Business Context
AppZen wants to adapt a pre-trained language model to a finance-specific workflow in AppZen Expense Audit: classifying expense report line items into policy outcomes such as approve, needs review, or reject based on receipt text, memo text, and merchant context. The goal is to reduce manual review load while preserving audit accuracy on high-risk spend.
Data
- Volume: 1.8M historical expense line items with reviewer outcomes
- Inputs: OCR receipt text, employee memo, merchant name, MCC code, currency, country, and policy snippets
- Text length: 20-1,200 tokens after OCR cleanup; median 180
- Language: 88% English, 12% multilingual receipts and memos
- Label distribution: Approve 72%, Needs Review 20%, Reject 8%
- Data quality issues: OCR noise, duplicated receipts, redacted fields, inconsistent merchant formatting
Success Criteria
A strong solution should achieve macro-F1 ≥ 0.84, reject-class recall ≥ 0.90, and inference latency under 250 ms per item in batch scoring. The system should also provide stable performance across major geographies and merchant categories.
Constraints
- Financial data must remain in AppZen-controlled infrastructure
- The solution must support weekly retraining with new reviewer feedback
- The model should fit on a single A10/T4-class GPU for fine-tuning and production inference
- Outputs must be auditable for compliance and reviewer trust
Requirements
- Design a fine-tuning approach for a finance-specific LLM or encoder model for this classification task.
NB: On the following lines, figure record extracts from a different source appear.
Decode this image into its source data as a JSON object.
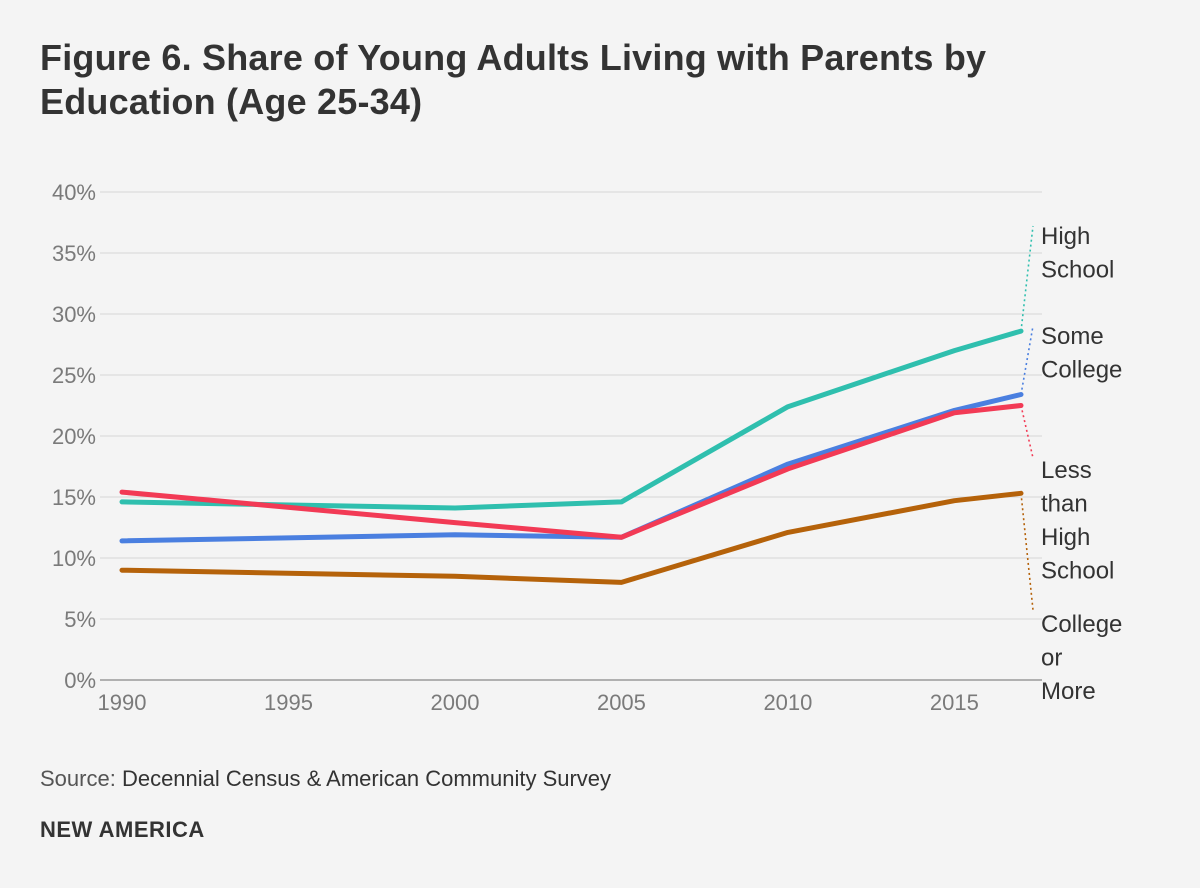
{
  "title": "Figure 6. Share of Young Adults Living with Parents by Education (Age 25-34)",
  "source_prefix": "Source:",
  "source_text": "Decennial Census & American Community Survey",
  "brand": "NEW AMERICA",
  "chart_data": {
    "type": "line",
    "title": "Figure 6. Share of Young Adults Living with Parents by Education (Age 25-34)",
    "xlabel": "",
    "ylabel": "",
    "xlim": [
      1990,
      2017
    ],
    "ylim": [
      0,
      40
    ],
    "x_ticks": [
      1990,
      1995,
      2000,
      2005,
      2010,
      2015
    ],
    "y_ticks": [
      0,
      5,
      10,
      15,
      20,
      25,
      30,
      35,
      40
    ],
    "y_tick_labels": [
      "0%",
      "5%",
      "10%",
      "15%",
      "20%",
      "25%",
      "30%",
      "35%",
      "40%"
    ],
    "grid": true,
    "legend": "right-end labels",
    "series": [
      {
        "name": "High School",
        "label_lines": [
          "High",
          "School"
        ],
        "color": "#2fbfae",
        "x": [
          1990,
          2000,
          2005,
          2010,
          2015,
          2017
        ],
        "values": [
          14.6,
          14.1,
          14.6,
          22.4,
          27.0,
          28.6
        ]
      },
      {
        "name": "Some College",
        "label_lines": [
          "Some",
          "College"
        ],
        "color": "#4a7fe0",
        "x": [
          1990,
          2000,
          2005,
          2010,
          2015,
          2017
        ],
        "values": [
          11.4,
          11.9,
          11.7,
          17.7,
          22.1,
          23.4
        ]
      },
      {
        "name": "Less than High School",
        "label_lines": [
          "Less",
          "than",
          "High",
          "School"
        ],
        "color": "#f23a55",
        "x": [
          1990,
          2000,
          2005,
          2010,
          2015,
          2017
        ],
        "values": [
          15.4,
          12.9,
          11.7,
          17.3,
          21.9,
          22.5
        ]
      },
      {
        "name": "College or More",
        "label_lines": [
          "College",
          "or",
          "More"
        ],
        "color": "#b5620a",
        "x": [
          1990,
          2000,
          2005,
          2010,
          2015,
          2017
        ],
        "values": [
          9.0,
          8.5,
          8.0,
          12.1,
          14.7,
          15.3
        ]
      }
    ]
  }
}
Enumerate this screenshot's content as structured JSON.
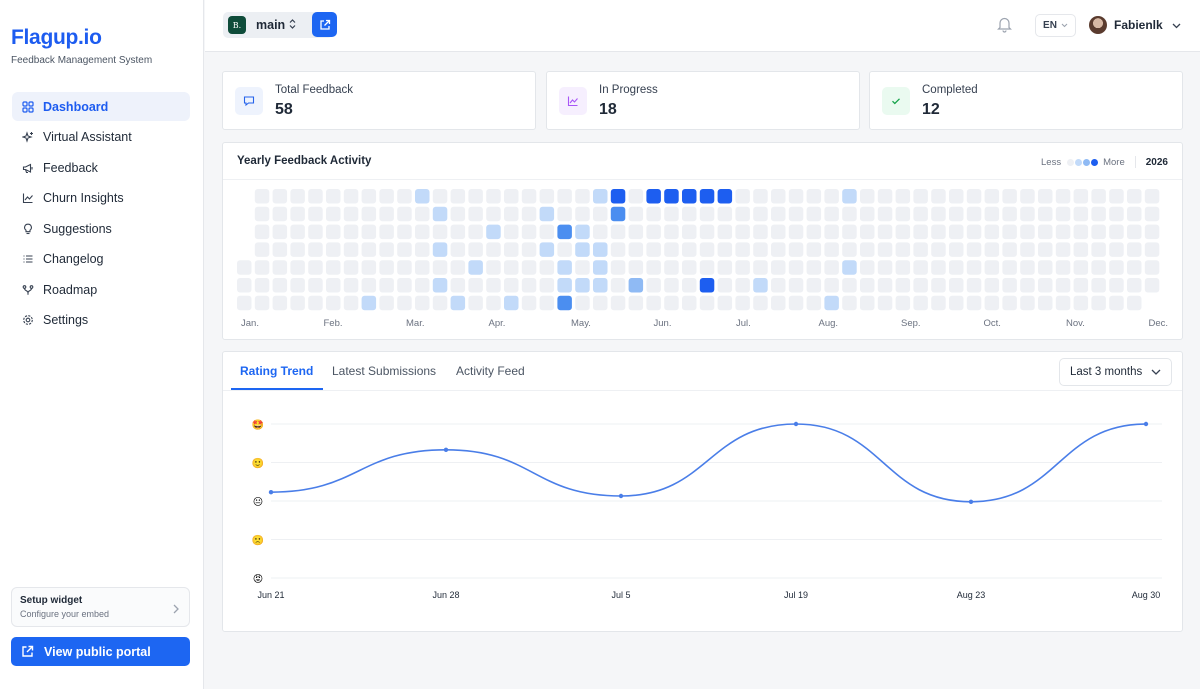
{
  "brand": {
    "name": "Flagup.io",
    "subtitle": "Feedback Management System"
  },
  "sidebar": {
    "items": [
      {
        "label": "Dashboard",
        "icon": "grid-icon",
        "active": true
      },
      {
        "label": "Virtual Assistant",
        "icon": "sparkles-icon"
      },
      {
        "label": "Feedback",
        "icon": "megaphone-icon"
      },
      {
        "label": "Churn Insights",
        "icon": "chart-line-icon"
      },
      {
        "label": "Suggestions",
        "icon": "lightbulb-icon"
      },
      {
        "label": "Changelog",
        "icon": "list-icon"
      },
      {
        "label": "Roadmap",
        "icon": "route-icon"
      },
      {
        "label": "Settings",
        "icon": "gear-icon"
      }
    ],
    "setup": {
      "title": "Setup widget",
      "subtitle": "Configure your embed"
    },
    "portal_button": "View public portal"
  },
  "header": {
    "workspace_badge": "B.",
    "workspace_name": "main",
    "language": "EN",
    "user_name": "Fabienlk"
  },
  "stats": [
    {
      "label": "Total Feedback",
      "value": "58",
      "icon": "message-icon",
      "color": "#2563eb",
      "bg": "#eef3fd"
    },
    {
      "label": "In Progress",
      "value": "18",
      "icon": "trend-icon",
      "color": "#a855f7",
      "bg": "#f6effe"
    },
    {
      "label": "Completed",
      "value": "12",
      "icon": "check-icon",
      "color": "#16a34a",
      "bg": "#eafaf0"
    }
  ],
  "heatmap": {
    "title": "Yearly Feedback Activity",
    "legend_less": "Less",
    "legend_more": "More",
    "year": "2026",
    "months": [
      "Jan.",
      "Feb.",
      "Mar.",
      "Apr.",
      "May.",
      "Jun.",
      "Jul.",
      "Aug.",
      "Sep.",
      "Oct.",
      "Nov.",
      "Dec."
    ],
    "level_colors": [
      "#eef0f4",
      "#c2daf9",
      "#8fbaf4",
      "#4b8ef0",
      "#1d5ef0"
    ],
    "cells": [
      [
        10,
        0,
        1
      ],
      [
        20,
        0,
        1
      ],
      [
        21,
        0,
        4
      ],
      [
        23,
        0,
        4
      ],
      [
        24,
        0,
        4
      ],
      [
        25,
        0,
        4
      ],
      [
        26,
        0,
        4
      ],
      [
        27,
        0,
        4
      ],
      [
        34,
        0,
        1
      ],
      [
        11,
        1,
        1
      ],
      [
        17,
        1,
        1
      ],
      [
        21,
        1,
        3
      ],
      [
        14,
        2,
        1
      ],
      [
        18,
        2,
        3
      ],
      [
        19,
        2,
        1
      ],
      [
        11,
        3,
        1
      ],
      [
        17,
        3,
        1
      ],
      [
        19,
        3,
        1
      ],
      [
        20,
        3,
        1
      ],
      [
        13,
        4,
        1
      ],
      [
        18,
        4,
        1
      ],
      [
        20,
        4,
        1
      ],
      [
        34,
        4,
        1
      ],
      [
        11,
        5,
        1
      ],
      [
        18,
        5,
        1
      ],
      [
        19,
        5,
        1
      ],
      [
        20,
        5,
        1
      ],
      [
        22,
        5,
        2
      ],
      [
        26,
        5,
        4
      ],
      [
        29,
        5,
        1
      ],
      [
        7,
        6,
        1
      ],
      [
        12,
        6,
        1
      ],
      [
        15,
        6,
        1
      ],
      [
        18,
        6,
        3
      ],
      [
        33,
        6,
        1
      ]
    ]
  },
  "trend": {
    "tabs": [
      "Rating Trend",
      "Latest Submissions",
      "Activity Feed"
    ],
    "active_tab": 0,
    "range": "Last 3 months"
  },
  "chart_data": {
    "type": "line",
    "title": "",
    "xlabel": "",
    "ylabel": "",
    "x": [
      "Jun 21",
      "Jun 28",
      "Jul 5",
      "Jul 19",
      "Aug 23",
      "Aug 30"
    ],
    "series": [
      {
        "values": [
          3.23,
          4.33,
          3.13,
          5.0,
          2.98,
          5.0
        ]
      }
    ],
    "ylim": [
      1,
      5
    ],
    "y_ticks": [
      {
        "value": 5,
        "emoji": "🤩"
      },
      {
        "value": 4,
        "emoji": "🙂"
      },
      {
        "value": 3,
        "emoji": "😐"
      },
      {
        "value": 2,
        "emoji": "🙁"
      },
      {
        "value": 1,
        "emoji": "😡"
      }
    ],
    "line_color": "#4a7ee8",
    "grid": true
  }
}
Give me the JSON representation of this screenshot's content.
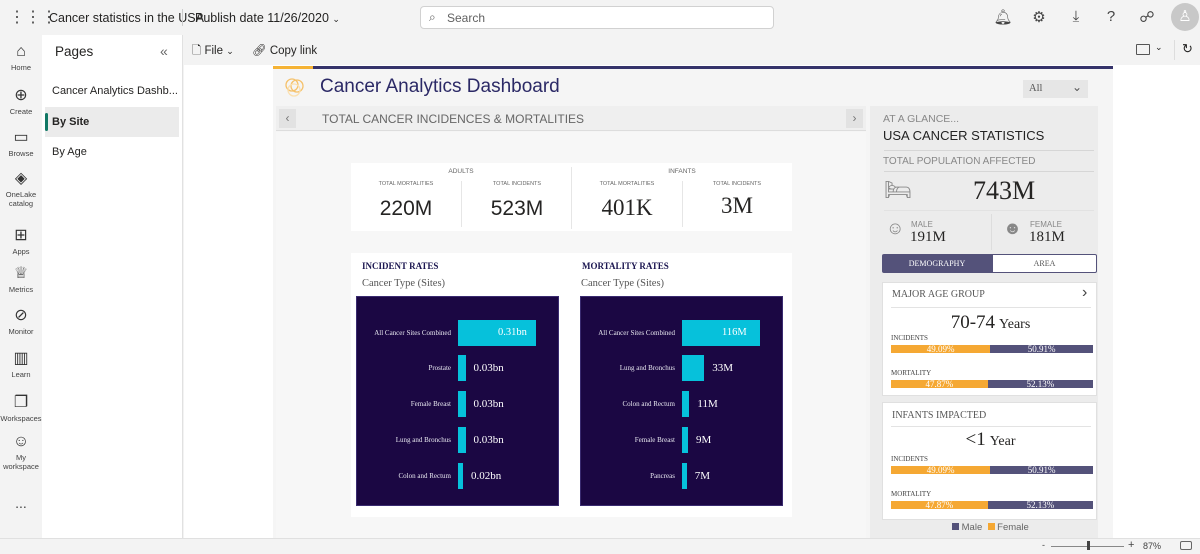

- Define a realistic preprocessing pipeline for OCR-heavy financial text.
- Explain how you would handle class imbalance, multilingual inputs, and noisy labels.
- Provide Python code for preprocessing, fine-tuning, and evaluation using modern NLP tooling.
- Describe how you would validate the model, analyze errors, and decide whether it is ready for deployment in AppZen Expense Audit.